O último envelope que ela lhe enviou
trazia um perfume estranho, diferente de tudo que já tinha experimentado até
então. Sim, mesmo quando não era sua intenção o papel sempre carregava algo
dela consigo: uma amostra de ar, de pele, de espaço infinito, daquele abismo
que olhava sem cansar, feito menino besta frente à porta do cinema na estreia da
continuação daquela trilogia.
Lembra que olhou com ansiedade e
lentamente o envelope azul, tudo certo: letra, selo, carimbo... Internacional. Havia
muito tempo que o silêncio tornara-se o único rastro de elo entre eles, o
caminho labirinto onde ninguém mais conseguia se vir, por mais que se gritasse,
por mais próximo que lá estivesse. Pausa. Veio-lhe a cabeça instantaneamente, uma
sensação de estar num labirinto, parecendo com o sentimento de perda e a agonia
da ausência, sem rumo somado à certeza absurda de que há algo por detrás dos
muros de blocos escuros.
Voltou à carta. Abriu devagar o
envelope. Dele se mostrou a mesma destrutiva caligrafia, bela como um cadafalso,
dizendo aquelas coisas que ninguém mais precisa ouvir depois do tempo que tudo
separa e tudo acalma. Preferira nunca ter aberto aquele postal com a imagem de singelos
pubs sob a neve. Nevou em seu coração, mais uma vez.

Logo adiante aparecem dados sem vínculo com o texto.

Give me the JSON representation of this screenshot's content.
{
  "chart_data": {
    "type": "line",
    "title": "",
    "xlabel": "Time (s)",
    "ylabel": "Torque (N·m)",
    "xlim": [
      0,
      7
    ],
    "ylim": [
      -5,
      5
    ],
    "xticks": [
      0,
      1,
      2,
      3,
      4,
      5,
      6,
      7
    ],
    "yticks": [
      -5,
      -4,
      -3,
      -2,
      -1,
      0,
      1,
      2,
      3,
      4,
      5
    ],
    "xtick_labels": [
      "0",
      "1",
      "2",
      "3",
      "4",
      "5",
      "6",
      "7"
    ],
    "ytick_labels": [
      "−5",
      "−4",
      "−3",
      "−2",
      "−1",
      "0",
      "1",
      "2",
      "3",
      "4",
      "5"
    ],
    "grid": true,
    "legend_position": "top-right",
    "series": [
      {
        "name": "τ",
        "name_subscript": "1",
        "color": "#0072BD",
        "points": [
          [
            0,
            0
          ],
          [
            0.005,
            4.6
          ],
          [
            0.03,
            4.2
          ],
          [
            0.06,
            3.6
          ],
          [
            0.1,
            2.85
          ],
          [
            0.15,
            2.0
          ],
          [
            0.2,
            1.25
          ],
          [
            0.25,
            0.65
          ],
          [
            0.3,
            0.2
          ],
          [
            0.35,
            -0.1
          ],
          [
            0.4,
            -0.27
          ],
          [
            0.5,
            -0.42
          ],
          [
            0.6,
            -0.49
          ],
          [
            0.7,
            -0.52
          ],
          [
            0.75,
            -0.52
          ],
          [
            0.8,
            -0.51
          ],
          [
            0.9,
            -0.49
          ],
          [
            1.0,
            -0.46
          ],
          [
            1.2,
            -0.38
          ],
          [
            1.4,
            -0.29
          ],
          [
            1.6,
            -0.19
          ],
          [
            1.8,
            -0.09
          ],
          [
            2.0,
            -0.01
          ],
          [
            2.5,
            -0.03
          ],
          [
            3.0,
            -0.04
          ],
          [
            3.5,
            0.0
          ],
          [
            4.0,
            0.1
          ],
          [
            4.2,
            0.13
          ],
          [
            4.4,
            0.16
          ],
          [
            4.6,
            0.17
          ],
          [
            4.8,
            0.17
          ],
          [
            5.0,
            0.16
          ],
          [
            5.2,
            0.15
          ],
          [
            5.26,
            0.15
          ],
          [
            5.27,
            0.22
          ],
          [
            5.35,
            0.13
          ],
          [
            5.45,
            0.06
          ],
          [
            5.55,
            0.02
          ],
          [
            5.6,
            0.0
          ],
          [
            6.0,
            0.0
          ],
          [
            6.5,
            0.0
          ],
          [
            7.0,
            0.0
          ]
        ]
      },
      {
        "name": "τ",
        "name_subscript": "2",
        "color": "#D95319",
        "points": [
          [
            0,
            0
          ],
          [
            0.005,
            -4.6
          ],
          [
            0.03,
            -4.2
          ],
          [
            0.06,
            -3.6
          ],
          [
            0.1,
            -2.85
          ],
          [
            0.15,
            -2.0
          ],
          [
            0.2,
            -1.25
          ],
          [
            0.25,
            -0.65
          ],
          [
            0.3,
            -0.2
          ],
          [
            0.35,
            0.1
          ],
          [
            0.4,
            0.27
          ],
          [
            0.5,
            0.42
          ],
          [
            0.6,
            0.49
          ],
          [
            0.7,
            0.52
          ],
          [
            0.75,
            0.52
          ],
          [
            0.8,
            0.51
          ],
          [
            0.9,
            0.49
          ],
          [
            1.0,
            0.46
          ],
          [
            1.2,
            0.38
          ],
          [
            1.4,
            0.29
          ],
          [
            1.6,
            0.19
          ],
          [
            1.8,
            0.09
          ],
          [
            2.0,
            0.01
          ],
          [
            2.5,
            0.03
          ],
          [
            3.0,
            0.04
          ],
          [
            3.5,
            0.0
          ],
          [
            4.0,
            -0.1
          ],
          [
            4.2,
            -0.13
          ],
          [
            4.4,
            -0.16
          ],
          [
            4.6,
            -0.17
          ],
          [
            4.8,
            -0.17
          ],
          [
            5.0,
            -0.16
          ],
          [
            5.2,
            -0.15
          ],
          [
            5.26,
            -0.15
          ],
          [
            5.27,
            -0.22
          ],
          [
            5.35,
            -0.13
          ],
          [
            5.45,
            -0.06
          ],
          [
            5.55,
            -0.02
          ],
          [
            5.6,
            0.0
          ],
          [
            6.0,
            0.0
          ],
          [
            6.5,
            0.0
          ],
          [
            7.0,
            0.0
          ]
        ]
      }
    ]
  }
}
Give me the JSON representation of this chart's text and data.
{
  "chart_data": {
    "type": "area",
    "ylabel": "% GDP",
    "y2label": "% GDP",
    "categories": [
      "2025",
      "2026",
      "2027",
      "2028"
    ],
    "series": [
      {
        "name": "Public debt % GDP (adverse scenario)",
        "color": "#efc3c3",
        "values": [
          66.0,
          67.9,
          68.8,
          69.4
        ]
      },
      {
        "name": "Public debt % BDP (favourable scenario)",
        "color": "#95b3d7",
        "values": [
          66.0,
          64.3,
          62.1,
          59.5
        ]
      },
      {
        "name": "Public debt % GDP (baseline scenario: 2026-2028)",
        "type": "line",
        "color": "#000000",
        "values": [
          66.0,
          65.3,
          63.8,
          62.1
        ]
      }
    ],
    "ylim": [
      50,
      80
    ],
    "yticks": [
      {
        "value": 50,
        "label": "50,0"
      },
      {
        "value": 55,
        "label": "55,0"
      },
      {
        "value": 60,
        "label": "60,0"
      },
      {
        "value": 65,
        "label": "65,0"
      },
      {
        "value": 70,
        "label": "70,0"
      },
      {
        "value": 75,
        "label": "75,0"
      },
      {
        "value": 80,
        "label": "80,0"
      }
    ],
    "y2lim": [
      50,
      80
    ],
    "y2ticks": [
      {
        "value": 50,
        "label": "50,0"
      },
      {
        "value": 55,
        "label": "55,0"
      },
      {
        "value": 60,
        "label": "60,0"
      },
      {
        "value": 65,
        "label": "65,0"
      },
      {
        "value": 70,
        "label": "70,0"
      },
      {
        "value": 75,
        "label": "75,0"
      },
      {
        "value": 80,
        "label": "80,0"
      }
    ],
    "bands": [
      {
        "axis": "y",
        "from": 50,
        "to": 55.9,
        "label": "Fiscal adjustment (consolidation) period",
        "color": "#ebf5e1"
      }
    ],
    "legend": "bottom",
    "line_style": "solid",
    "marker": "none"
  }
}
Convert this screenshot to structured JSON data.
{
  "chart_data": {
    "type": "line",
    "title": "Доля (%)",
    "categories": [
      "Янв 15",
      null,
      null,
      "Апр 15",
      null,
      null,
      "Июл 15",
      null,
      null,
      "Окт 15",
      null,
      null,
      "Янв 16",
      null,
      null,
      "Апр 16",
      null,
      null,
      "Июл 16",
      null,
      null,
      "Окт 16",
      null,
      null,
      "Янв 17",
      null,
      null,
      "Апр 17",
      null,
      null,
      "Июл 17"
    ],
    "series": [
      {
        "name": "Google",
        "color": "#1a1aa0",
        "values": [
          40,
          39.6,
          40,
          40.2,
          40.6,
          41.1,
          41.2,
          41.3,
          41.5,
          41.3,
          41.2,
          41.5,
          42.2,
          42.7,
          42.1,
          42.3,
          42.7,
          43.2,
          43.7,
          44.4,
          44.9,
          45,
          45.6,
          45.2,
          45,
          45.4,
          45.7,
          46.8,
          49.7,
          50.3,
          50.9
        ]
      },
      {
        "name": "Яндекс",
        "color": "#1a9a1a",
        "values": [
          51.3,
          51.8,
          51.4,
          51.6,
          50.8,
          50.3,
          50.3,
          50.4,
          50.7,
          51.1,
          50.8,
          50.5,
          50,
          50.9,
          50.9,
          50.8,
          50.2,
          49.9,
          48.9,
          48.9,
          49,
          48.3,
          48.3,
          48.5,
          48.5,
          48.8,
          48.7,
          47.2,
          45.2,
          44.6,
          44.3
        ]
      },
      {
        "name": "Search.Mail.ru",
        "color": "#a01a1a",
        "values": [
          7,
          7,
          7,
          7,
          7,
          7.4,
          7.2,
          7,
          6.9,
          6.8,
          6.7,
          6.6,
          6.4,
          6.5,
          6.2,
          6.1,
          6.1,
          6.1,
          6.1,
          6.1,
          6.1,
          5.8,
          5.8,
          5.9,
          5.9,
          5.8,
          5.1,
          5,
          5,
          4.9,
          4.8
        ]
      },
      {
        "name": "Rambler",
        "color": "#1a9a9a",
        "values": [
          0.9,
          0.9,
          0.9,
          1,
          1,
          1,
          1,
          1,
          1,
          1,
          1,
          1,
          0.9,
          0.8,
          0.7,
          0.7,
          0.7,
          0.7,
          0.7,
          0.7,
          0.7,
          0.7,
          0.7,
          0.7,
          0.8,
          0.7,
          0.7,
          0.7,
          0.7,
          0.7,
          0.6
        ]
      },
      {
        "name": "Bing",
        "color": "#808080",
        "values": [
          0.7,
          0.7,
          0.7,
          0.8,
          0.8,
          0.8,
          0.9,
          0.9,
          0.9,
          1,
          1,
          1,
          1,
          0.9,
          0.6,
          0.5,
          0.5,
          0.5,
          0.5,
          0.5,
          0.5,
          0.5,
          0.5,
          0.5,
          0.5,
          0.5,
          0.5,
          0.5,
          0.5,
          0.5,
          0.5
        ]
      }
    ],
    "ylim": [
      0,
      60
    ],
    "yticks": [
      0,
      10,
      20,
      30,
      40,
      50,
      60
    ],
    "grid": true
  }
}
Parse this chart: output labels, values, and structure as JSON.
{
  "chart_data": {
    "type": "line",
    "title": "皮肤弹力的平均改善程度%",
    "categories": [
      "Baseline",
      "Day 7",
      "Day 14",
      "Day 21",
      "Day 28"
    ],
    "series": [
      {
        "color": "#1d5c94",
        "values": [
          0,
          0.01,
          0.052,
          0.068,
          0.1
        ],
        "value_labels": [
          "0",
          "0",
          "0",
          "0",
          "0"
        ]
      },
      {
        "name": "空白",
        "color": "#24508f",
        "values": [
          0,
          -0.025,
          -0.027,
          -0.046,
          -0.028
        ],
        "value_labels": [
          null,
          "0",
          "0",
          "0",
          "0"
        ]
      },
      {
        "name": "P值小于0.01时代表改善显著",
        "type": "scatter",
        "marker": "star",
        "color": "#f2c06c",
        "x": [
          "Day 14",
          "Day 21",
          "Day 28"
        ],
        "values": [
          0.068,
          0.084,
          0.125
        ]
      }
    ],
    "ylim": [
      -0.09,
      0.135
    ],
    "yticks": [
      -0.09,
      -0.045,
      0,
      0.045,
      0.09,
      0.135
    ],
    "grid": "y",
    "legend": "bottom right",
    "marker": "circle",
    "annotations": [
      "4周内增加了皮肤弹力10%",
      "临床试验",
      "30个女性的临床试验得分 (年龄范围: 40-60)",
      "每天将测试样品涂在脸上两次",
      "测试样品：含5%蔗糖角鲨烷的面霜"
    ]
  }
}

Quase ouviu sua voz dizendo qualquer
coisa doce em seu ouvido em meio a uma caneca e outra de cerveja escura e às
densas colunas de fumo que descreviam voltas sinuosas até o teto. O texto dizia
que estava em algum país distante, e perguntava como ele estava. Nessa hora,
apenas o frio ficou.
Depois de uns dias entendeu o perfume que
trazia o envelope. Chamava-se, distância, tempo, indiferença. O avesso de tudo
que experimentaram. Ela, em algum lugar frio lhe mandando postais azuis sobre o
nada que havia entre eles. Ele, criando um lar no qual seu coração descansa
para o próximo momento quando não mais houver paz em sua vida.
Não lembra se guardou o postal.
Em seguida, preparou um café, abriu seu e-mail, havia uma
bela mensagem de alguém muito querido tambem comentando sobre uma viagem recente para
um país próximo. O e-mail não trazia perfume nenhum, mas quase sentiu todos os
aromas de tudo que ela lhe contava ter visto por lá.
Sorriu pra si.
Nessa noite, sonhou que o porvir tinha
cor amarela e cheiro de café. Caia muito bem com as notas amadeiradas daquela morena.